Les données récentes vont dans le sens d’une croissance solide associée à une inflation persistante, ce qui correspond à notre scénario de base actuel. Les scénarios de ralentissement à court terme apparaissent moins probables.

Synthèse
  • Cette réduction de l’incertitude concernant la trajectoire de l’inflation, associée à la résilience de la croissance, laisse entrevoir la possibilité d'un resserrement monétaire plus important que prévu. Il est donc difficile de prendre des positions fortement directionnelles dans les portefeuilles multi-actifs.
  • Notre préférence pour une surpondération de la duration est le reflet de nos prévisions en matière de taux (légère baisse) et de corrélation entre actions et obligations (en baisse ou redevenant négative). Cette conviction n’est toutefois pas très marquée.
  • Nous restons proches de la neutralité dans le positionnement de nos portefeuilles. Nous privilégions les positions de valeur relative sur les actions et les obligations, en nous orientant vers les marchés d’actions plus abordables qui offrent un potentiel de hausse cyclique plus important (marchés émergents par exemple) et en nous écartant des marchés obligataires les plus exposés à un nouveau resserrement de la politique monétaire (Japon notamment).
Un nouveau scénario: résilience de la croissance et persistance de l’inflation

L’évolution des marchés financiers sur les derniers mois est le reflet de l’évolution des perspectives de croissance et d’inflation. À la fin de l’année dernière, les acteurs du marché étaient focalisés sur la gravité potentielle du ralentissement attendu de l’activité économique mondiale dans la perspective d’une nette amélioration de la trajectoire de l'inflation. Ces derniers temps, les perspectives de croissance à court terme se sont améliorées aux États-Unis, en Europe et en Chine, tandis que les chiffres d’inflation ont été plus mitigés.
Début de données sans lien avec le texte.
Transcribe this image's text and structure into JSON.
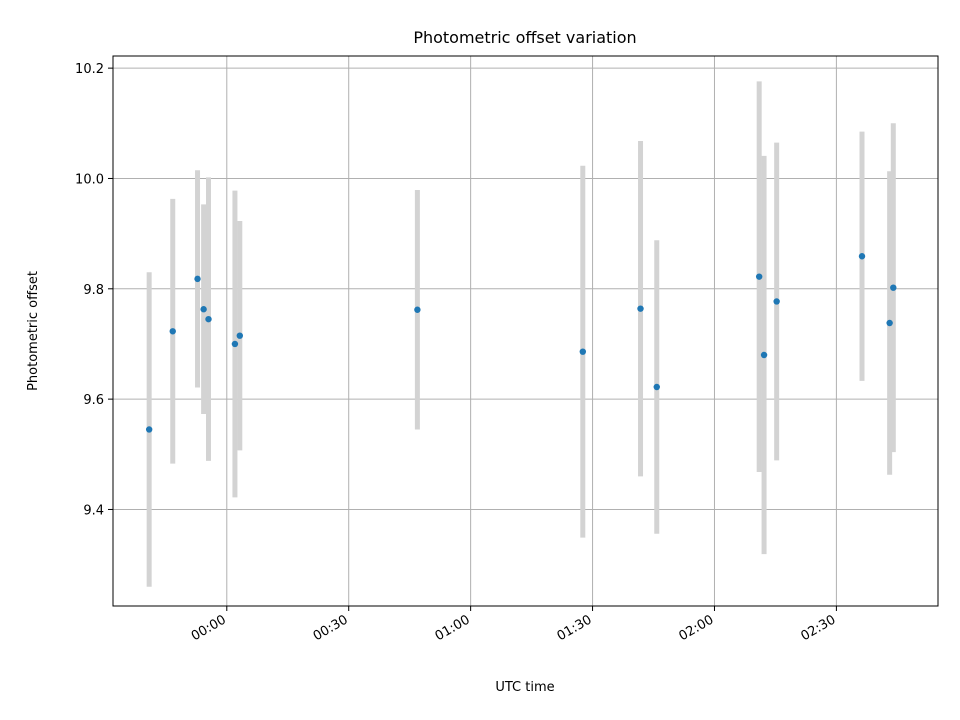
{
  "chart_data": {
    "type": "scatter",
    "title": "Photometric offset variation",
    "xlabel": "UTC time",
    "ylabel": "Photometric offset",
    "x_unit": "minutes relative to 00:00 UTC",
    "xlim": [
      -28,
      175
    ],
    "ylim": [
      9.225,
      10.222
    ],
    "grid": true,
    "x_ticks": [
      0,
      30,
      60,
      90,
      120,
      150
    ],
    "x_tick_labels": [
      "00:00",
      "00:30",
      "01:00",
      "01:30",
      "02:00",
      "02:30"
    ],
    "y_ticks": [
      9.4,
      9.6,
      9.8,
      10.0,
      10.2
    ],
    "y_tick_labels": [
      "9.4",
      "9.6",
      "9.8",
      "10.0",
      "10.2"
    ],
    "marker_color": "#1f77b4",
    "errorbar_color": "#d3d3d3",
    "points": [
      {
        "x": -19.1,
        "y": 9.545,
        "err": 0.285
      },
      {
        "x": -13.3,
        "y": 9.723,
        "err": 0.24
      },
      {
        "x": -7.2,
        "y": 9.818,
        "err": 0.197
      },
      {
        "x": -5.7,
        "y": 9.763,
        "err": 0.19
      },
      {
        "x": -4.5,
        "y": 9.745,
        "err": 0.257
      },
      {
        "x": 2.0,
        "y": 9.7,
        "err": 0.278
      },
      {
        "x": 3.2,
        "y": 9.715,
        "err": 0.208
      },
      {
        "x": 46.9,
        "y": 9.762,
        "err": 0.217
      },
      {
        "x": 87.6,
        "y": 9.686,
        "err": 0.337
      },
      {
        "x": 101.8,
        "y": 9.764,
        "err": 0.304
      },
      {
        "x": 105.8,
        "y": 9.622,
        "err": 0.266
      },
      {
        "x": 131.0,
        "y": 9.822,
        "err": 0.354
      },
      {
        "x": 132.2,
        "y": 9.68,
        "err": 0.361
      },
      {
        "x": 135.3,
        "y": 9.777,
        "err": 0.288
      },
      {
        "x": 156.3,
        "y": 9.859,
        "err": 0.226
      },
      {
        "x": 163.1,
        "y": 9.738,
        "err": 0.275
      },
      {
        "x": 164.0,
        "y": 9.802,
        "err": 0.298
      }
    ]
  }
}
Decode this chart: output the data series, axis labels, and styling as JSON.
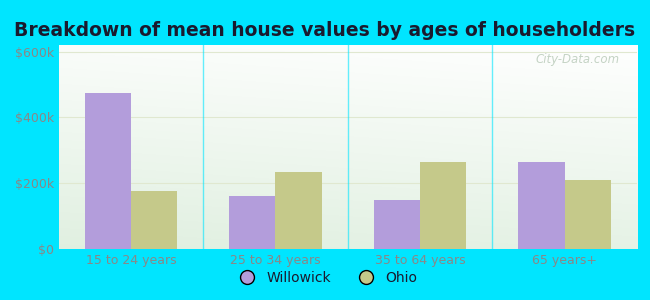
{
  "title": "Breakdown of mean house values by ages of householders",
  "categories": [
    "15 to 24 years",
    "25 to 34 years",
    "35 to 64 years",
    "65 years+"
  ],
  "willowick_values": [
    475000,
    160000,
    148000,
    265000
  ],
  "ohio_values": [
    175000,
    235000,
    265000,
    210000
  ],
  "willowick_color": "#b39ddb",
  "ohio_color": "#c5c98a",
  "ylim": [
    0,
    620000
  ],
  "yticks": [
    0,
    200000,
    400000,
    600000
  ],
  "ytick_labels": [
    "$0",
    "$200k",
    "$400k",
    "$600k"
  ],
  "bg_color_top_left": "#d4efd4",
  "bg_color_top_right": "#f0fff0",
  "bg_color_bottom": "#e8f5e0",
  "outer_background": "#00e5ff",
  "bar_width": 0.32,
  "title_fontsize": 13.5,
  "tick_fontsize": 9,
  "legend_fontsize": 10,
  "watermark": "City-Data.com",
  "grid_color": "#e0e8d0",
  "tick_color": "#888888",
  "title_color": "#1a1a2e"
}
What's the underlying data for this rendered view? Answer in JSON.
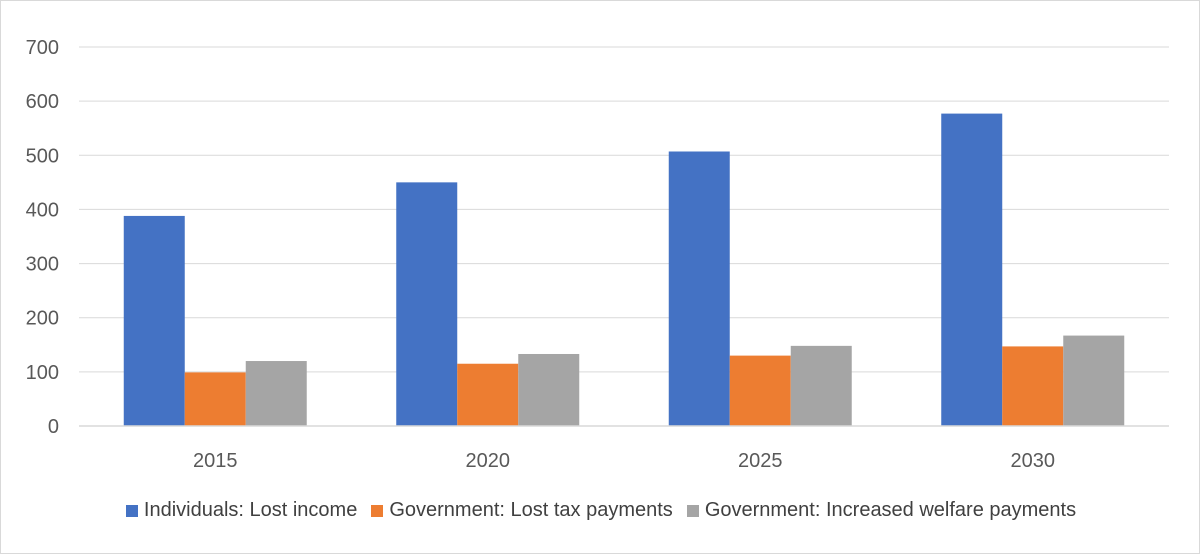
{
  "chart_data": {
    "type": "bar",
    "title": "",
    "xlabel": "",
    "ylabel": "",
    "categories": [
      "2015",
      "2020",
      "2025",
      "2030"
    ],
    "series": [
      {
        "name": "Individuals: Lost income",
        "color": "#4472c4",
        "values": [
          388,
          450,
          507,
          577
        ]
      },
      {
        "name": "Government: Lost tax payments",
        "color": "#ed7d31",
        "values": [
          99,
          115,
          130,
          147
        ]
      },
      {
        "name": "Government: Increased welfare payments",
        "color": "#a5a5a5",
        "values": [
          120,
          133,
          148,
          167
        ]
      }
    ],
    "ylim": [
      0,
      700
    ],
    "yticks": [
      "0",
      "100",
      "200",
      "300",
      "400",
      "500",
      "600",
      "700"
    ],
    "grid": true,
    "legend_position": "bottom"
  }
}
Cette résilience de la croissance associée à la persistance de l’inflation a fait ressurgir l'incertitude relative aux cycles de politique monétaire dans le monde. Il est donc plus compliqué, à notre avis, de prendre des positions fortement directionnelles dans les portefeuilles multi-actifs.

Le tableau 1 présente différents scénarios possibles à court terme avec notre estimation de leur probabilité relative à l’heure actuelle. Bien que les descriptions fassent référence à l'économie américaine, nous estimons qu'elles ont une portée plus générale. La distribution des probabilités semble s'être déplacée, s'éloignant des scénarios de «ralentissement» (3 & 4) pour se rapprocher des scénarios de «résilience» au niveau mondial (1 & 2). Les données les plus récentes vont dans le sens du scénario 2: croissance solide et inflation persistante, ce qui correspond à notre scénario de base actuel.

Ces données font ressortir une croissance satisfaisante (sans que l’on puisse vraiment la qualifier de «vigoureuse») et une inflation en train de se modérer, qui reste malgré tout supérieure aux objectifs des banques centrales.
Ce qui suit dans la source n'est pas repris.